Je n'ai pas compris.  Pourquoi « article »?  Dans cette expression québécoise, _vite_ est utilisé comme adjectif, équivalent à  "vif d'esprit".  Je remets la citation :


> Vite = Intelligent (emploi québécois et familier) — à l’esprit vif, agile, alerte, brillant, éveillé, intelligent, rapide, vif.


  Donc : _t'es pas vite = tu n'es pas très éveillé/un peu lent à comprendre. _

Et si « _comprenure_ » se dit aussi en Belgique - à en croire Antidote et ce *dictionnaire de belgicismes * 
Ce qui semble se confirmer par le 2e post - écrit par un Bruxellois - sur *cette page* ... je serais étonnée qu'il ait été influencé par l'anglais. 

Et si c'était le cas, pourquoi "tenure", qui - à ce que je sache - a un tout autre sens?  

Cela dit... j'ai mis les expressions pour ceux et celles qui aiment les régionalismes. Je n'oblige personne à les dire.


----------



## Aoyama

> Pourquoi « article »?


Mon doigt a fourché, c'est évidemment "adjectif" ...
Pour "comprenure", qui n'existe (à ma connaissance) ni en France ni en Belgique -mais se discute apparemment- (on en reste à "comprenette" ou peut-être aussi "comprenante") c'est juste parce que la terminaison est inhabituelle pour "comprendre" en France et _à côté ..._ On cherche une analogie.

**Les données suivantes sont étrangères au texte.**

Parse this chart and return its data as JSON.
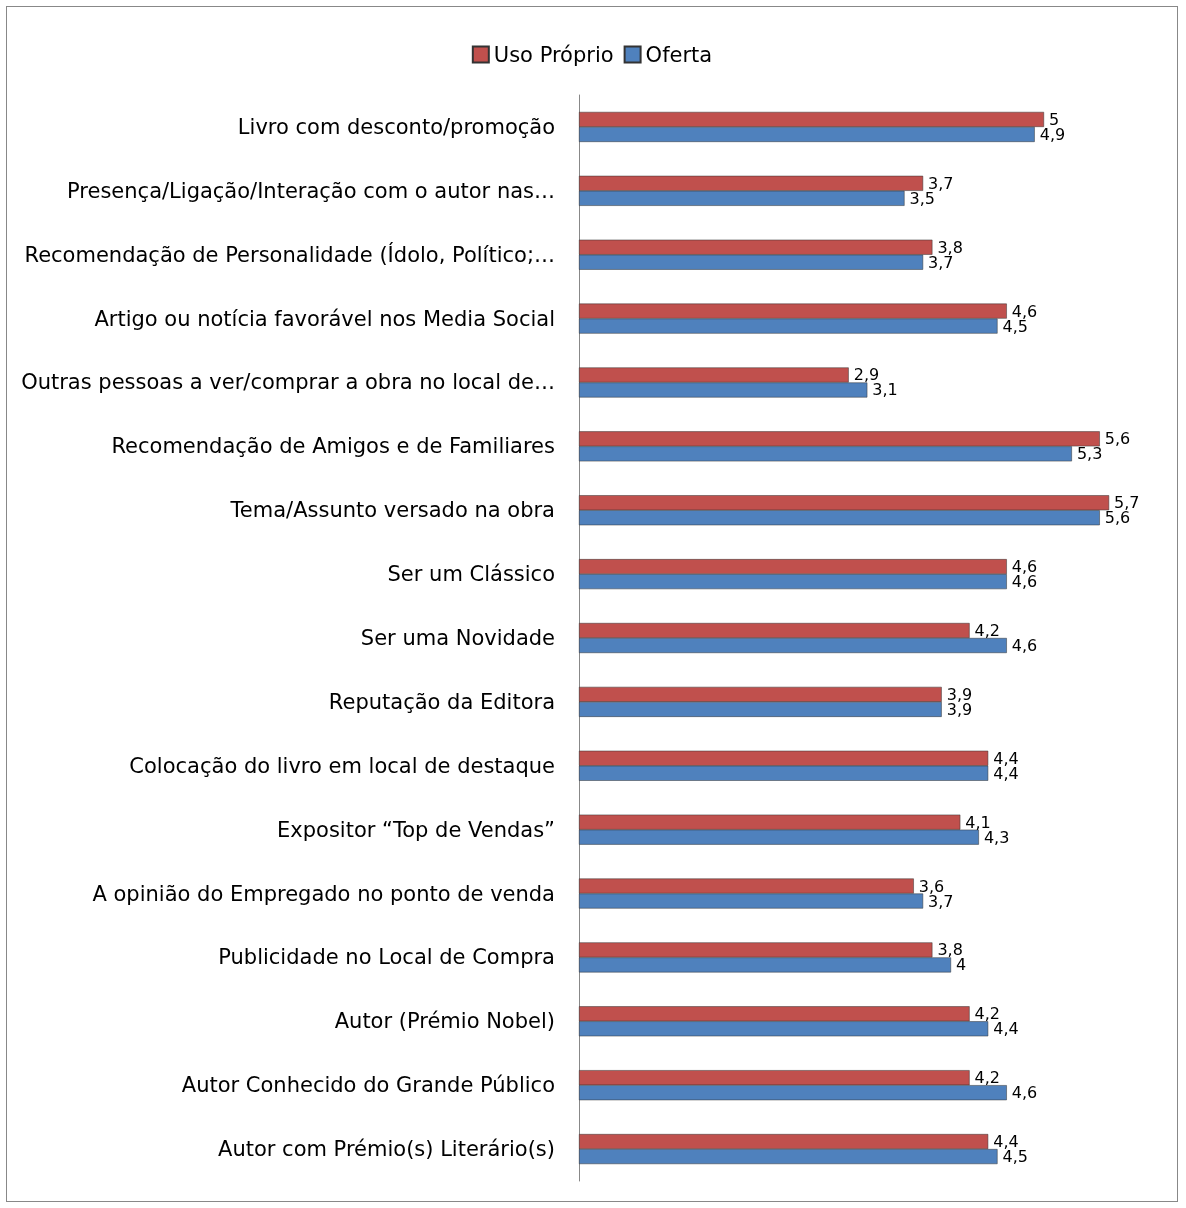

En fait les Belges disent par exemple "il/elle est dur(e) de comprenure",c'est plutôt simplement une rime avec "dur".


----------



## Nicomon

Je reviens une dernière fois sur _vite_.  Je crois que l'usage québécois du mot comme adjectif est une « extension de sens » de cette *définition A du TLFI*, :


> I. − *Adjectif*
> A. − 1. [En parlant d'une pers. ou de ce qui physiquement ou psychologiquement la caractérise en particulier] Rapide, qui se déplace ou agit avec célérité.



Et non, _comprenure_ - qu'on fait aussi rimer avec « dur » au Québec n'est pas dans cette liste de mots finissant en "*n*ure"
ni celle-ci, des mots se terminant par ure.  Moi, je l'ajouterais bien.


----------



## Oh là là

à titre d’information, en russe l’antonyme de *vif d’esprit* dans le langage parlé est «un *frein* » (« il ne  l’a pas compris ? hein, c’est un frein ! », « Tu freines, hein ? » ).  C’est curieux s’il y a un équivalent en français.


----------



## tilt

Oh là là said:


> à titre d’information, en russe l’antonyme de *vif d’esprit* dans le langage parlé est «un *frein* » (« il ne  l’a pas compris ? hein, c’est un frein ! », « Tu freines, hein ? » ).  C’est curieux s’il y a un équivalent en français.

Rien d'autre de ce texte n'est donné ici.